DEAR STRANGER,
If there was a way I could sit right in front of you and just watch you be, I would give a great deal to do that. Just you…sitting in front of me in this coffee shop…existing. It breaks me a little. I want to sit and watch your whole life. And so I do. I stare at my computer and begin writing the story of your life.
You are five-years-old, sitting with your brothers and sister at the dining room table. You are eating eggs. Your cream-colored shirt is tucked neatly into shorts that rest just above your knees. You are not smiling. No one is. You won’t yet understand that not all families are like this.
You’re sixteen. In high school, you meet the daughter of the woman your father has been having an affair with since you were born. She’s ugly. But she’s even uglier now. You’ll be mean to her – very mean. You will never forgive yourself for this. And you shouldn’t.
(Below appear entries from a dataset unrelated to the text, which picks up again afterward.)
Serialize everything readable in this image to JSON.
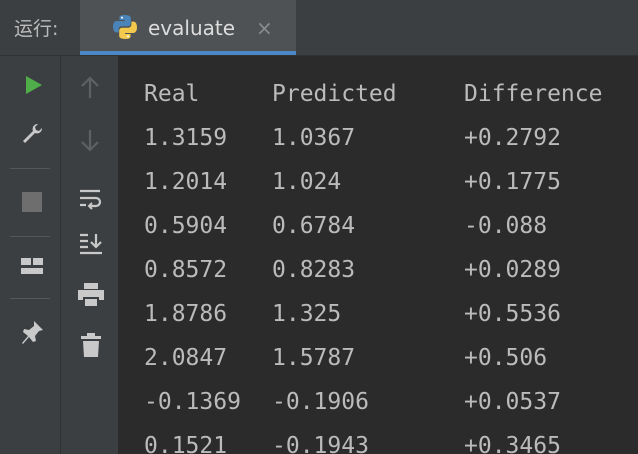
{
  "header": {
    "run_label": "运行:",
    "tab": {
      "label": "evaluate",
      "close_glyph": "×",
      "icon": "python-icon"
    }
  },
  "toolbar_left": [
    "run-icon",
    "wrench-icon",
    "stop-icon",
    "layout-icon",
    "pin-icon"
  ],
  "toolbar_right": [
    "up-arrow-icon",
    "down-arrow-icon",
    "soft-wrap-icon",
    "scroll-to-end-icon",
    "print-icon",
    "trash-icon"
  ],
  "console": {
    "headers": [
      "Real",
      "Predicted",
      "Difference"
    ],
    "rows": [
      [
        "1.3159",
        "1.0367",
        "+0.2792"
      ],
      [
        "1.2014",
        "1.024",
        "+0.1775"
      ],
      [
        "0.5904",
        "0.6784",
        "-0.088"
      ],
      [
        "0.8572",
        "0.8283",
        "+0.0289"
      ],
      [
        "1.8786",
        "1.325",
        "+0.5536"
      ],
      [
        "2.0847",
        "1.5787",
        "+0.506"
      ],
      [
        "-0.1369",
        "-0.1906",
        "+0.0537"
      ],
      [
        "0.1521",
        "-0.1943",
        "+0.3465"
      ]
    ]
  },
  "colors": {
    "run_green": "#4fae4a",
    "tab_accent": "#4a88c7",
    "text": "#bbbbbb"
  }
}
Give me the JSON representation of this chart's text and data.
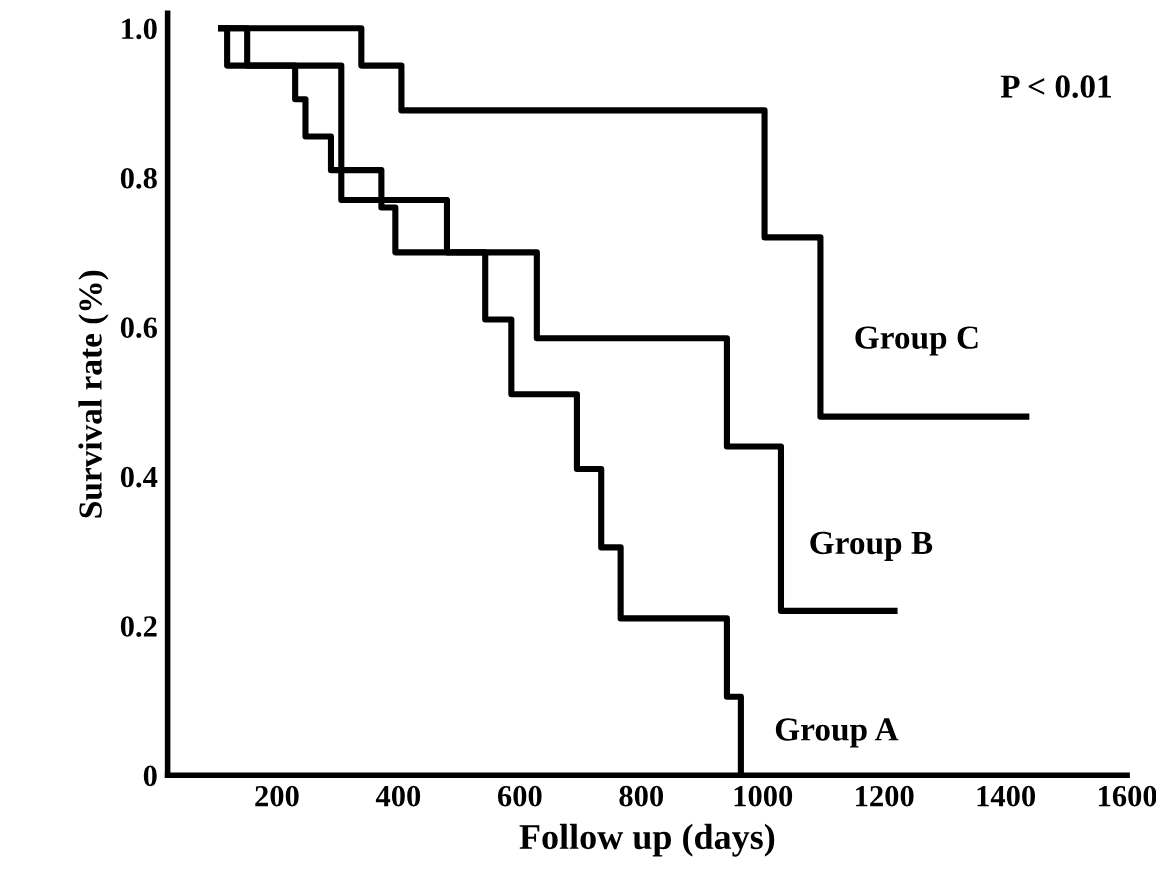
{
  "chart_data": {
    "type": "step",
    "xlabel": "Follow up (days)",
    "ylabel": "Survival rate (%)",
    "annotations": [
      "P < 0.01"
    ],
    "xlim": [
      20,
      1600
    ],
    "xticks": [
      200,
      400,
      600,
      800,
      1000,
      1200,
      1400,
      1600
    ],
    "ylim": [
      0,
      1.02
    ],
    "yticks": [
      {
        "value": 0,
        "label": "0"
      },
      0.2,
      0.4,
      0.6,
      0.8,
      {
        "value": 1,
        "label": "1.0"
      }
    ],
    "grid": false,
    "legend": false,
    "marker": "none",
    "line_style": "solid",
    "series": [
      {
        "name": "Group A",
        "color": "#000000",
        "x": [
          108,
          118,
          230,
          247,
          289,
          372,
          395,
          543,
          586,
          694,
          734,
          766,
          941,
          964
        ],
        "values": [
          1.0,
          0.95,
          0.905,
          0.855,
          0.81,
          0.76,
          0.7,
          0.61,
          0.51,
          0.41,
          0.305,
          0.21,
          0.105,
          0
        ]
      },
      {
        "name": "Group B",
        "color": "#000000",
        "x": [
          108,
          151,
          306,
          480,
          628,
          941,
          1030,
          1217
        ],
        "values": [
          1.0,
          0.95,
          0.77,
          0.7,
          0.585,
          0.44,
          0.22,
          0.22
        ]
      },
      {
        "name": "Group C",
        "color": "#000000",
        "x": [
          108,
          339,
          405,
          1003,
          1095,
          1434
        ],
        "values": [
          1.0,
          0.95,
          0.89,
          0.72,
          0.48,
          0.48
        ]
      }
    ]
  }
}
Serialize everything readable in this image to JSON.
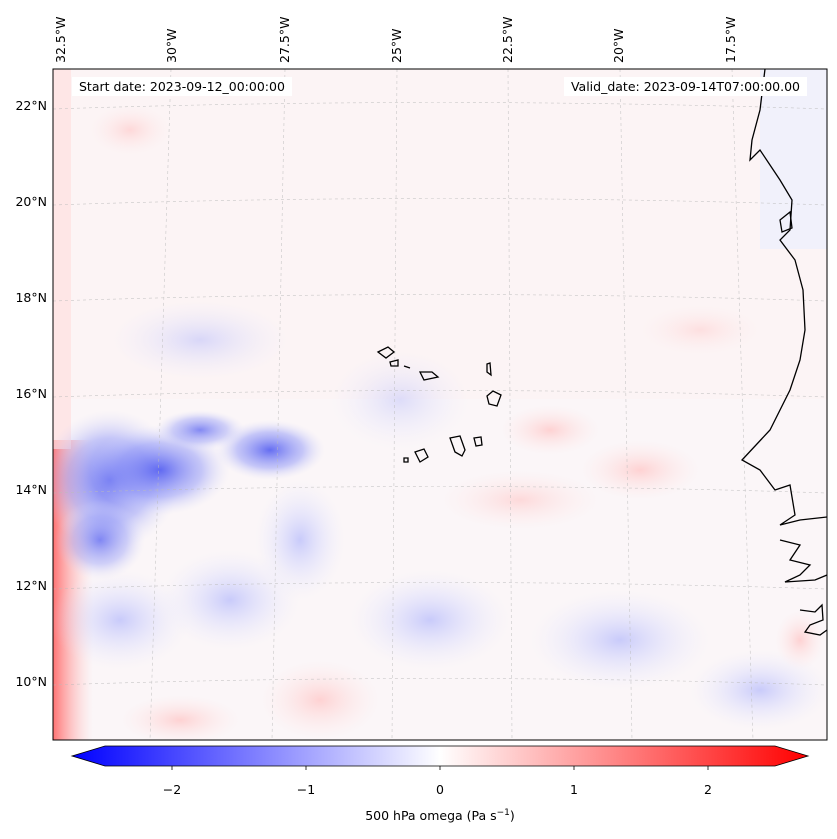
{
  "annotations": {
    "start_date": "Start date: 2023-09-12_00:00:00",
    "valid_date": "Valid_date: 2023-09-14T07:00:00.00"
  },
  "lat_labels": [
    "22°N",
    "20°N",
    "18°N",
    "16°N",
    "14°N",
    "12°N",
    "10°N"
  ],
  "lon_labels": [
    "32.5°W",
    "30°W",
    "27.5°W",
    "25°W",
    "22.5°W",
    "20°W",
    "17.5°W"
  ],
  "colorbar": {
    "label_main": "500 hPa omega (Pa s",
    "label_sup": "−1",
    "label_end": ")",
    "ticks": [
      "−2",
      "−1",
      "0",
      "1",
      "2"
    ],
    "range": [
      -2.5,
      2.5
    ],
    "colormap": "bwr",
    "min_color": "#0000ff",
    "mid_color": "#ffffff",
    "max_color": "#ff0000"
  },
  "colors": {
    "coastline": "#000000",
    "gridline": "#bbbbbb"
  }
}
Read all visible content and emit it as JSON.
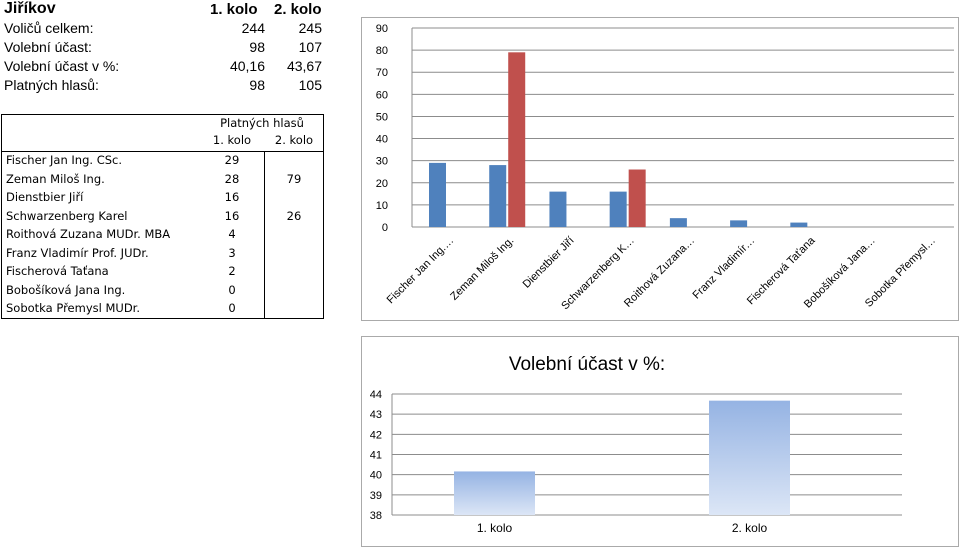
{
  "page": {
    "title": "Jiříkov",
    "round1_header": "1. kolo",
    "round2_header": "2. kolo"
  },
  "stats": [
    {
      "label": "Voličů celkem:",
      "r1": "244",
      "r2": "245"
    },
    {
      "label": "Volební účast:",
      "r1": "98",
      "r2": "107"
    },
    {
      "label": "Volební účast v %:",
      "r1": "40,16",
      "r2": "43,67"
    },
    {
      "label": "Platných hlasů:",
      "r1": "98",
      "r2": "105"
    }
  ],
  "candidates_table": {
    "header": "Platných hlasů",
    "col1": "1. kolo",
    "col2": "2. kolo",
    "rows": [
      {
        "name": "Fischer Jan Ing. CSc.",
        "r1": "29",
        "r2": ""
      },
      {
        "name": "Zeman Miloš Ing.",
        "r1": "28",
        "r2": "79"
      },
      {
        "name": "Dienstbier Jiří",
        "r1": "16",
        "r2": ""
      },
      {
        "name": "Schwarzenberg Karel",
        "r1": "16",
        "r2": "26"
      },
      {
        "name": "Roithová Zuzana MUDr. MBA",
        "r1": "4",
        "r2": ""
      },
      {
        "name": "Franz Vladimír Prof. JUDr.",
        "r1": "3",
        "r2": ""
      },
      {
        "name": "Fischerová Taťana",
        "r1": "2",
        "r2": ""
      },
      {
        "name": "Bobošíková Jana Ing.",
        "r1": "0",
        "r2": ""
      },
      {
        "name": "Sobotka Přemysl MUDr.",
        "r1": "0",
        "r2": ""
      }
    ]
  },
  "chart_data": [
    {
      "type": "bar",
      "title": "",
      "xlabel": "",
      "ylabel": "",
      "ylim": [
        0,
        90
      ],
      "yticks": [
        0,
        10,
        20,
        30,
        40,
        50,
        60,
        70,
        80,
        90
      ],
      "grid": true,
      "categories": [
        "Fischer Jan Ing.…",
        "Zeman Miloš Ing.",
        "Dienstbier Jiří",
        "Schwarzenberg K…",
        "Roithová Zuzana…",
        "Franz Vladimír…",
        "Fischerová Taťana",
        "Bobošíková Jana…",
        "Sobotka Přemysl…"
      ],
      "series": [
        {
          "values": [
            29,
            28,
            16,
            16,
            4,
            3,
            2,
            0,
            0
          ],
          "color": "#4f81bd"
        },
        {
          "values": [
            null,
            79,
            null,
            26,
            null,
            null,
            null,
            null,
            null
          ],
          "color": "#c0504d"
        }
      ]
    },
    {
      "type": "bar",
      "title": "Volební účast v %:",
      "xlabel": "",
      "ylabel": "",
      "ylim": [
        38,
        44
      ],
      "yticks": [
        38,
        39,
        40,
        41,
        42,
        43,
        44
      ],
      "grid": true,
      "categories": [
        "1. kolo",
        "2. kolo"
      ],
      "values": [
        40.16,
        43.67
      ],
      "color": "#95b3e3"
    }
  ]
}
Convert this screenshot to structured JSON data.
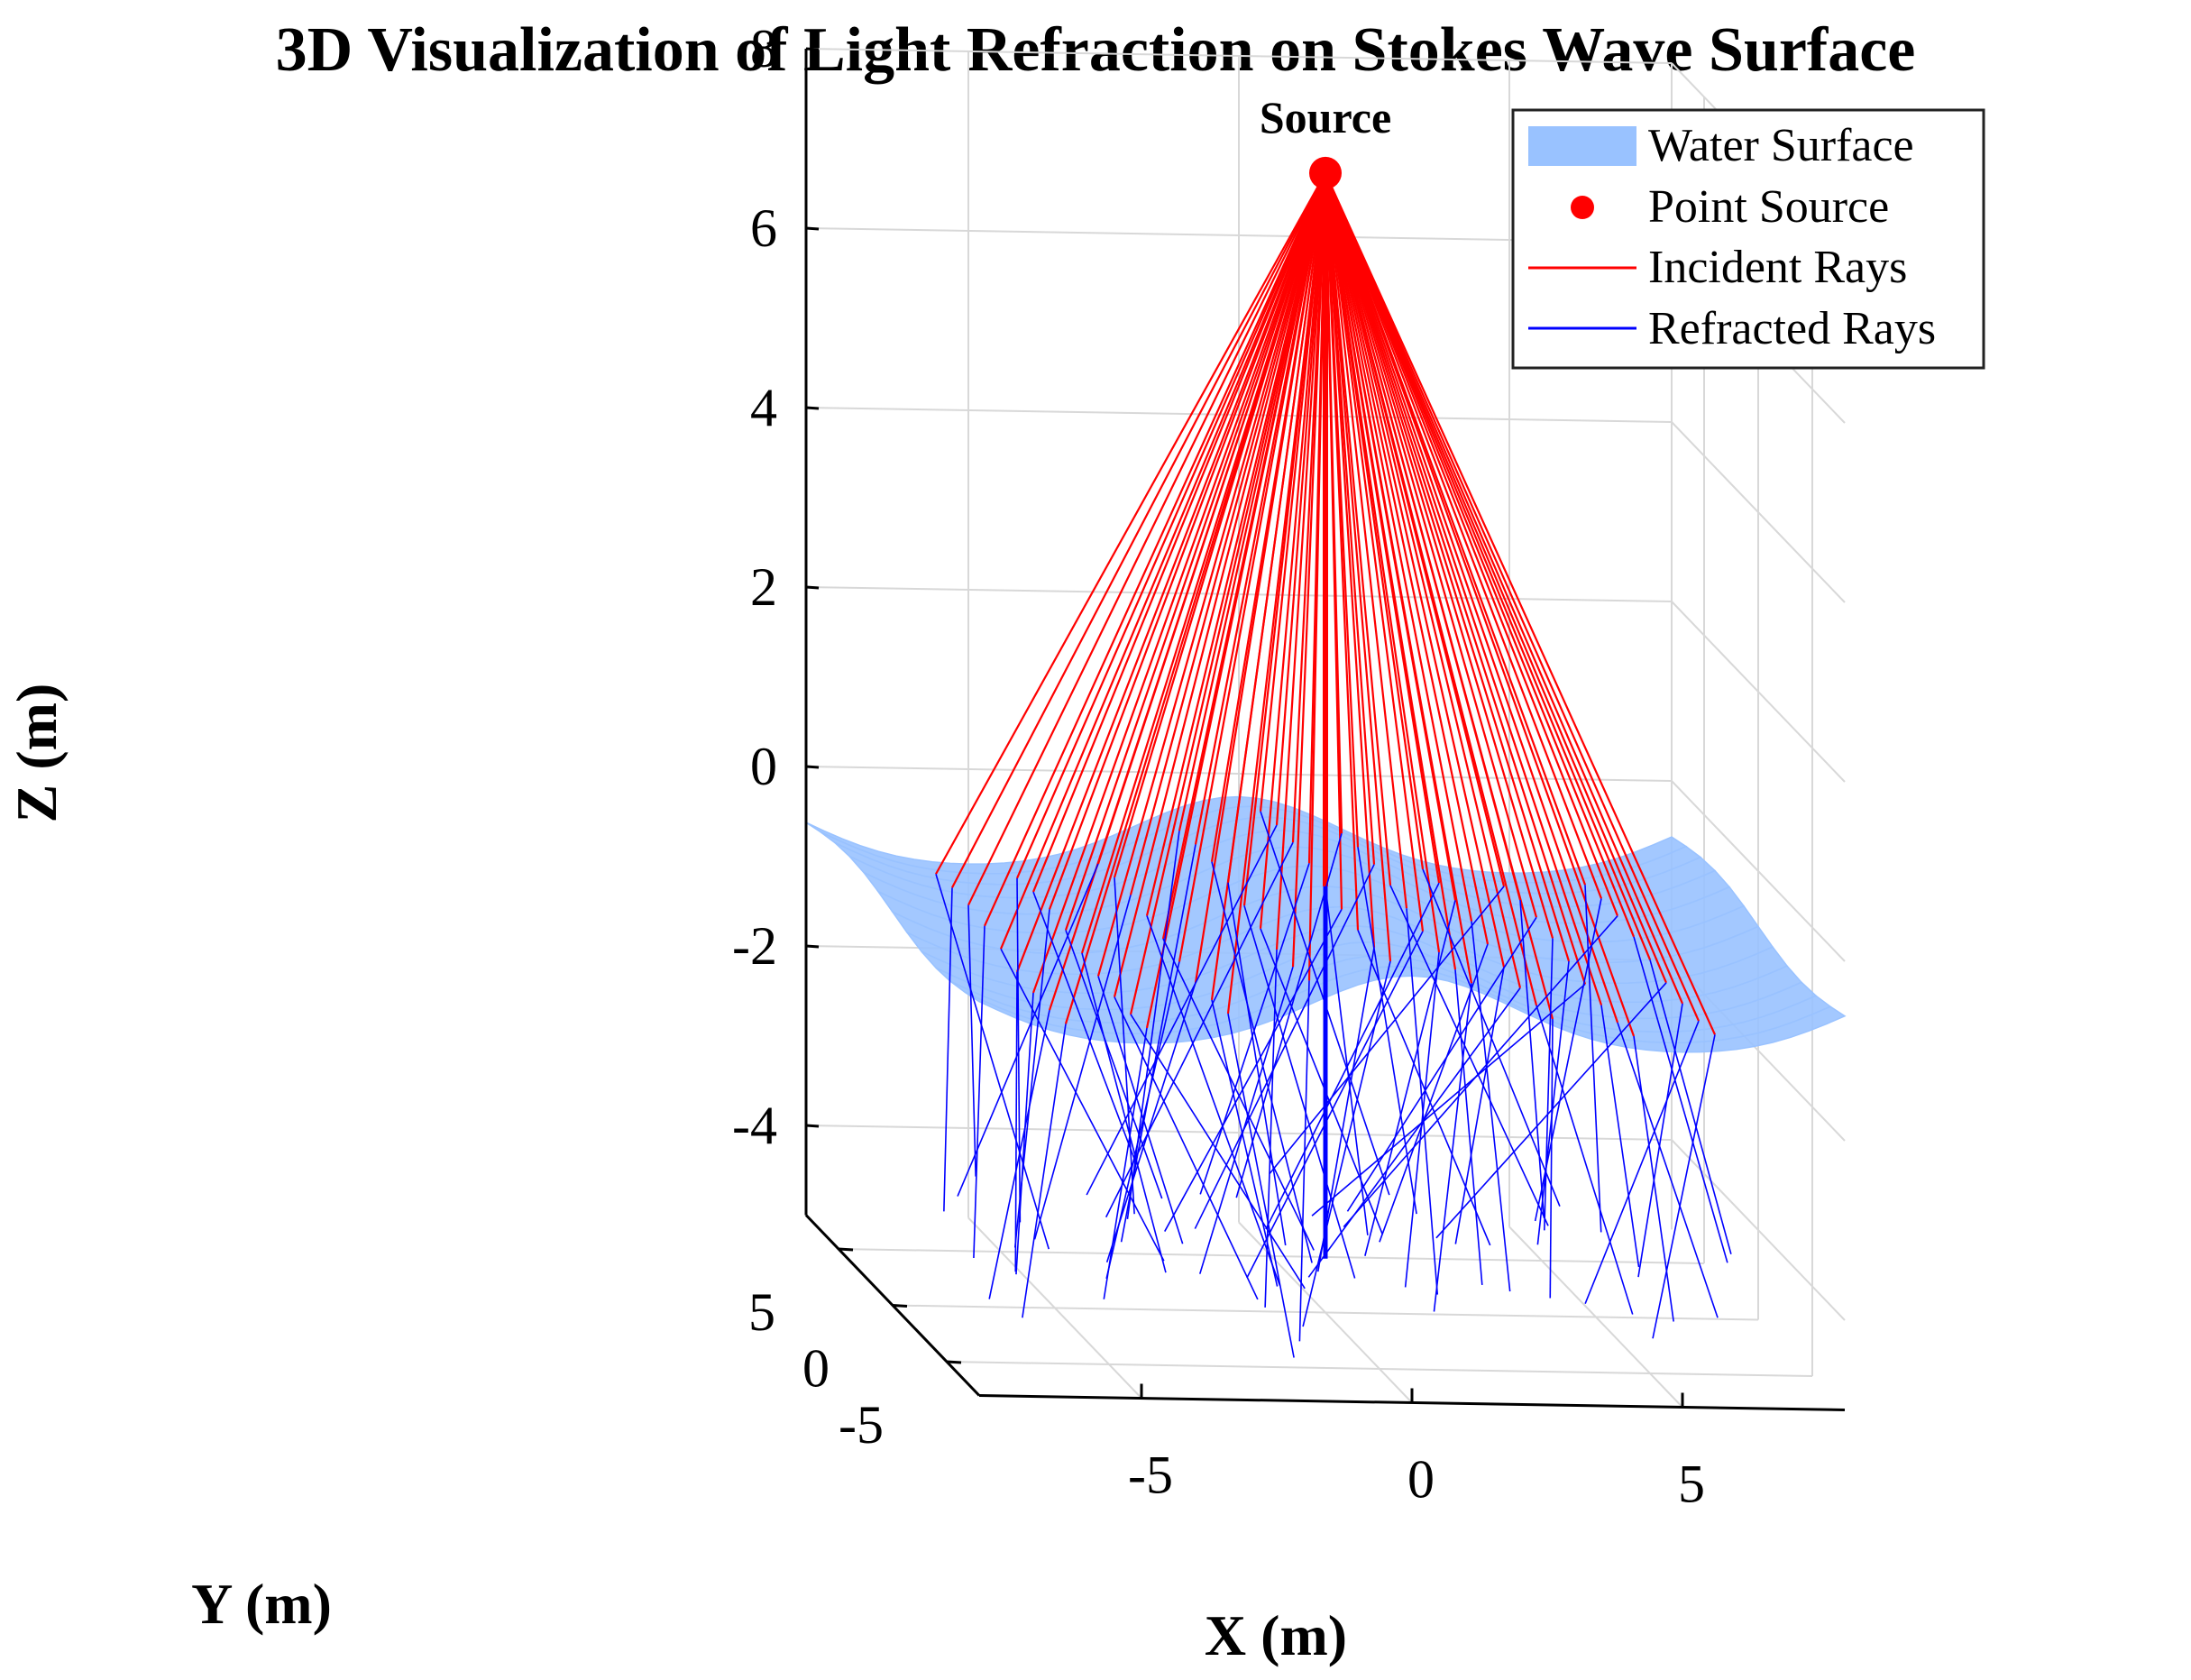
{
  "chart_data": {
    "type": "3d-line",
    "title": "3D Visualization of Light Refraction on Stokes Wave Surface",
    "xlabel": "X (m)",
    "ylabel": "Y (m)",
    "zlabel": "Z (m)",
    "xlim": [
      -8,
      8
    ],
    "ylim": [
      -8,
      8
    ],
    "zlim": [
      -5,
      8
    ],
    "x_ticks": [
      "-5",
      "0",
      "5"
    ],
    "y_ticks": [
      "-5",
      "0",
      "5"
    ],
    "z_ticks": [
      "8",
      "6",
      "4",
      "2",
      "0",
      "-2",
      "-4"
    ],
    "grid": true,
    "legend_position": "top-right",
    "legend": [
      {
        "label": "Water Surface",
        "type": "patch",
        "color": "#99c2ff"
      },
      {
        "label": "Point Source",
        "type": "marker",
        "color": "#ff0000"
      },
      {
        "label": "Incident Rays",
        "type": "line",
        "color": "#ff0000"
      },
      {
        "label": "Refracted Rays",
        "type": "line",
        "color": "#0000ff"
      }
    ],
    "annotation": "Source",
    "source": {
      "x": 0,
      "y": 0,
      "z": 7.7
    },
    "wave": {
      "amplitude": 0.4,
      "wavelength": 10,
      "mean_level": -0.7
    },
    "rays": {
      "grid_size": 9,
      "extent": 6,
      "refracted_depth": -4.4
    }
  }
}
At twenty-three you'll become a father without knowing it. He will have your eyes, but no one will ever tell him that. The quiet girl in your Communications class, the one you only slept with a few times (and not because you liked her, but because you liked her more than you liked being lonely. Depression sucks.) When the sex , you tell her the two of you should just be friends. But she’s already fallen in love with the person growing inside her belly. She’ll keep the baby and never tell you she was even pregnant. When she disappears from school you assume it’s because she was never really that emotionally stable anyway. You don’t think of her again.